En efecto, cuando hago saltar los moldes de las convenciones académicas —lo prefiero, antes que huir, como Nietzsche, del fuego a las brasas—, llega a mis oídos el murmullo de desaprobación de los académicos liberales: ¿cómo se atreve este a desafiar el consenso liberal, la razón ilustrada? Entiendo que estimen un exceso que yo no me limite a defender el statu quo, sino que me proponga empeorarlo para su causa. Incluso escucho a la distancia la crítica cínica, la descalificación académica, el denuesto infame: ese hacer parecer como ignorante o falaz a quien se atreve a hacerles frente. No me importa: ¿qué es el prestigio, qué importa sacrificarlo en el altar de la vida naciente? ¿Acaso no nos dio un ejemplo luminoso Jérôme Lejeune, que habría recibido el Premio Nobel por descubrir la Trisomía 21 como explicación genética del síndrome de Down, y en cambio perdió ese y otros galardones por hablar fuerte —por activa y por pasiva, hasta morir— a favor de la vida de los seres humanos más pequeños, como le gustaba llamarlos? ¿Acaso vamos a traicionar el legado de Léjêune para contentar a los que se llenan la boca con citas sabihondas, con argumentos alambicados que permiten acallar la mala conciencia? ¡No! ¡No!

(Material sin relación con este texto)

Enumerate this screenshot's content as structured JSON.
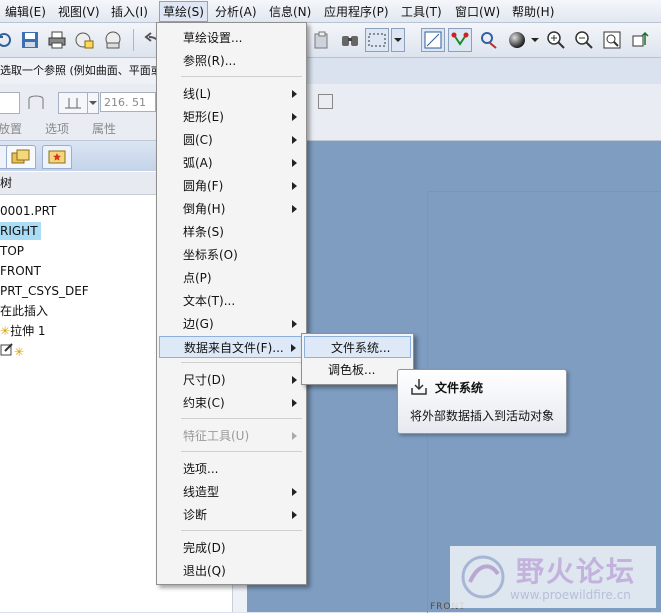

Mil veces, mil voces: ¡no!

Por desgracia, percibo también la inquietud de los defensores de la vida. Hasta ahí llega el influjo de lo políticamente correcto, de la neutralidad liberal: querrían contar con un argumento liberal, puramente abstracto, irrefutable, a favor del niño no nacido. Querrían lidiar en una arena más convencional. Desean, probablemente, que un académico pro-vida parezca tan científico y serio como los otros, con argumentos sutiles y bien trabados y con citas de los autores de moda: un Rawls o un Dworkin o un Habermas o un Singer o . . . Entiendo sus razones, pero se equivocan. No existe esa victoria aséptica en una lucha tan sangrienta. Los niños que van a morir necesitan buenas razones, sí; conocimiento actualizado del debate, seguramente; pero, sobre todo, una voluntad decidida a no conceder nada al club de los académicos abortistas.

Son muchos los jóvenes, varones y mujeres, que miran con asombro y desconcierto esta gran confrontación entre la cultura de la vida y la cultura de la muerte. Yo me debo a ellos. Por eso, en la conferencia mencionada, antes de entrar en los argumentos sustanciales a favor de mi tesis, me detuve en algunas cuestiones de método, en su sentido más literal: problemas sobre el camino que hemos de recorrer para plantear este problema con honestidad y llegar hasta el fondo en nuestro intento de resolverlo. Las cuestiones sobre el camino se revelan, a la postre, incluso más decisivas que los argumentos sustanciales sobre cómo hemos de tratar a los niños no nacidos en nuestra comunidad política, por medio de la legislación y de la policía y de las acciones sociales de toda índole.

Concretamente, defiendo cuatro opciones metodológicas que, aunque impopulares, son requeridas precisamente por el fondo de la tesis que defiendo: que se debe castigar todo aborto como homicidio. Estas opciones metodológicas se resumen en una crítica contra el statu quo en la academia liberal. Y el núcleo de esta crítica, a su vez, consiste en desenmascarar: afirmar que la causa de tanta defensa intelectual del derecho al aborto no es otra que la lujuria. Los argumentos racionales pro-vida chocan contra una resistencia indomable: contra la carne del intelectual, que deambula en busca de ropajes nobles.

La carne es poderosa. Solamente cabe atacarla mediante la genealogía de la razón liberal.